Whee. The JSE All Share has set a new
record high. Well above 47 thousand. Our market has been among the most
ebullient on the planet. Buyers are elbowing each other aside in an effort to tempt
sellers to accept ever higher prices – especially for gold mining shares. Let’s
hope this ends well.
On
Monday a new and curious listing will appear on the JSE Oil and Gas producers
board with the name Camac Energy and share code CME. This company is already
listed on a small US
exchange with the ominous code CAK. Its business is to explore for and develop
oil and gas finds in Africa. The chairman and
CEO (often a worrying merger) is Dr Kase Lamal, who together with his family
seems to have a majority shareholding. Excellent sleuthing by reporters Brummer
and Woods of The Mail & Guardian have discovered that Dr Lamal arranged for
our very own President Jacob Zuma to receive an honorary doctorate of Humane
Letters from the Texas Southern University last year. But perhaps the really
alarming part is that the investment managers of the state pension fund have
taken a 34% stake in Camac for a total investment of USD 270m. A few quick
prods of the calculator keys reveals that if Camac should trade below about 785
cps on Monday the pensioners will already be underwater on that purchase. The
rest of us are probably best advised not to touch the thing with a barge pole.
Sasol is just so much better in that sector.
Unsurprisingly the national airline has again
pitched up at everyone’s front gate demanding money. They complain that one
reason why they are broke is that government tells them which routes to fly and
these includes spots to which no one except bureaucrats and politicians want to
go. Further concern for the taxpayers about the situation lurks in the chairman’s
claim that it should be recognised “…that SAA was turning its business around
with a history of nothing and an empty balance sheet.” This remark clashed
somewhat with the wonderful collection of historic pictures of earlier planes
in the SAA fleet that is doing the rounds as well as with the hope that the
balance sheet, while very unhealthy, should at least acknowledge the debts to
the fiscus of many billions. And to show that the managers at the state airline
seem to know as little about flying as the managers at the SABC know about
broadcasting, came the proposal for a reduction in flying hours required before
admission to the cockpit. This is not as scary as it sounds and merely proposes
that the trainee occupy a sort of jump seat behind the real pilot to see how
things are done. That this would increase flight crew costs by almost 50% was
not discussed.
Minister Gordhan delivers the 2014 Budget
speech next week. He has yet to find a way to fill the deficit caused by the
slump in revenue following the 2008/9 recession. There’s scant hope that he
will get any help from his colleagues, all of whom certainly have made plans to
spend even more of our money in the next year than ever before. We can
therefore reasonably expect him to announce increases in effective tax rates
and imposts. He may even have found something new to tax. How about oxygen?

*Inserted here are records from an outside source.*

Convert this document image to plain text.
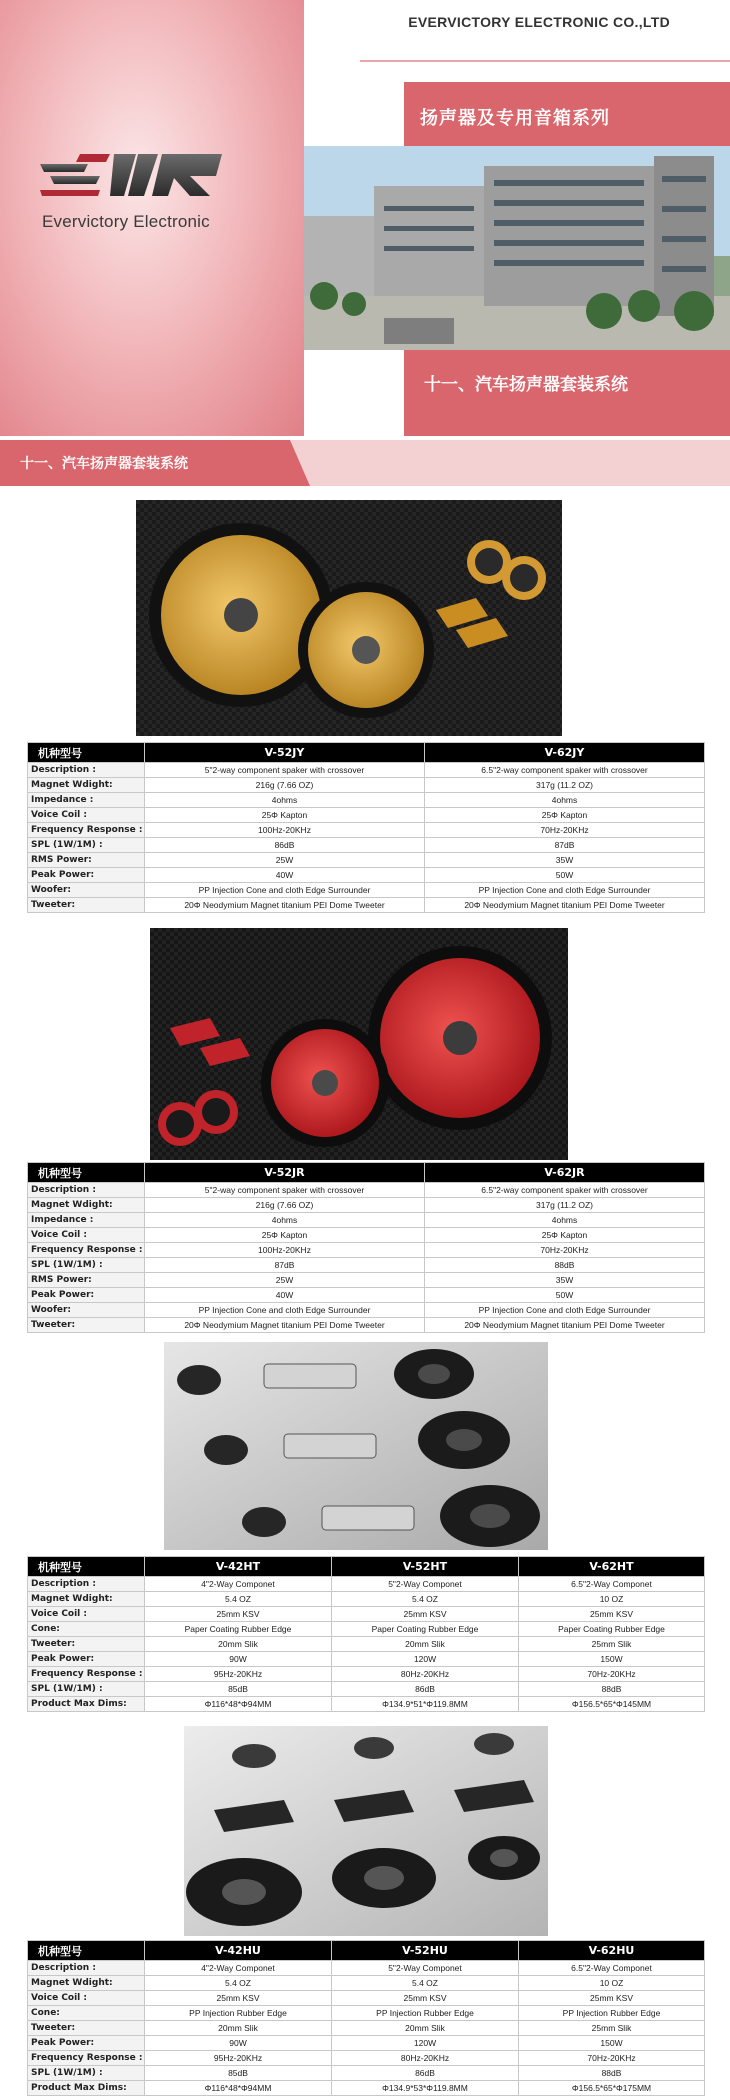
Evervictory Electronic
EVERVICTORY ELECTRONIC CO.,LTD
扬声器及专用音箱系列
十一、汽车扬声器套装系统
十一、汽车扬声器套装系统
机种型号	V-52JY	V-62JY
Description :	5"2-way component spaker with crossover	6.5"2-way component spaker with crossover
Magnet Wdight:	216g (7.66 OZ)	317g (11.2 OZ)
Impedance :	4ohms	4ohms
Voice Coil :	25Φ Kapton	25Φ Kapton
Frequency Response :	100Hz-20KHz	70Hz-20KHz
SPL (1W/1M) :	86dB	87dB
RMS Power:	25W	35W
Peak Power:	40W	50W
Woofer:	PP Injection Cone and cloth Edge Surrounder	PP Injection Cone and cloth Edge Surrounder
Tweeter:	20Φ Neodymium Magnet titanium PEI Dome Tweeter	20Φ Neodymium Magnet titanium PEI Dome Tweeter
机种型号	V-52JR	V-62JR
Description :	5"2-way component spaker with crossover	6.5"2-way component spaker with crossover
Magnet Wdight:	216g (7.66 OZ)	317g (11.2 OZ)
Impedance :	4ohms	4ohms
Voice Coil :	25Φ Kapton	25Φ Kapton
Frequency Response :	100Hz-20KHz	70Hz-20KHz
SPL (1W/1M) :	87dB	88dB
RMS Power:	25W	35W
Peak Power:	40W	50W
Woofer:	PP Injection Cone and cloth Edge Surrounder	PP Injection Cone and cloth Edge Surrounder
Tweeter:	20Φ Neodymium Magnet titanium PEI Dome Tweeter	20Φ Neodymium Magnet titanium PEI Dome Tweeter
机种型号	V-42HT	V-52HT	V-62HT
Description :	4"2-Way Componet	5"2-Way Componet	6.5"2-Way Componet
Magnet Wdight:	5.4 OZ	5.4 OZ	10 OZ
Voice Coil :	25mm KSV	25mm KSV	25mm KSV
Cone:	Paper Coating Rubber Edge	Paper Coating Rubber Edge	Paper Coating Rubber Edge
Tweeter:	20mm Slik	20mm Slik	25mm Slik
Peak Power:	90W	120W	150W
Frequency Response :	95Hz-20KHz	80Hz-20KHz	70Hz-20KHz
SPL (1W/1M) :	85dB	86dB	88dB
Product Max Dims:	Φ116*48*Φ94MM	Φ134.9*51*Φ119.8MM	Φ156.5*65*Φ145MM
机种型号	V-42HU	V-52HU	V-62HU
Description :	4"2-Way Componet	5"2-Way Componet	6.5"2-Way Componet
Magnet Wdight:	5.4 OZ	5.4 OZ	10 OZ
Voice Coil :	25mm KSV	25mm KSV	25mm KSV
Cone:	PP Injection Rubber Edge	PP Injection Rubber Edge	PP Injection Rubber Edge
Tweeter:	20mm Slik	20mm Slik	25mm Slik
Peak Power:	90W	120W	150W
Frequency Response :	95Hz-20KHz	80Hz-20KHz	70Hz-20KHz
SPL (1W/1M) :	85dB	86dB	88dB
Product Max Dims:	Φ116*48*Φ94MM	Φ134.9*53*Φ119.8MM	Φ156.5*65*Φ175MM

He’s got one for carbon already.
The
pre-election rhetoric is full of assurances that the state’s program of
allocating resources using political criteria has been a great success and will
therefore be enlarged and more vigorously enforced. It is a great mystery that
all those who are determined to fix the world don’t pause for a moment and
consider that if it was possible for rules, laws and regulation to fix the world,
then it would surely have been accomplished a very long time ago.
The opening Super 15 matches produced
very satisfactory results for both the Lions and the Sharks. The groundsman at St George’s Park
in Port Elizabeth
seems to have prepared a wicket which has somewhat neutralised Mitchell Johnson,
the Australian bowler. The rains have arrived in Durban and ended a long spell of very hot
weather. It should be a good weekend.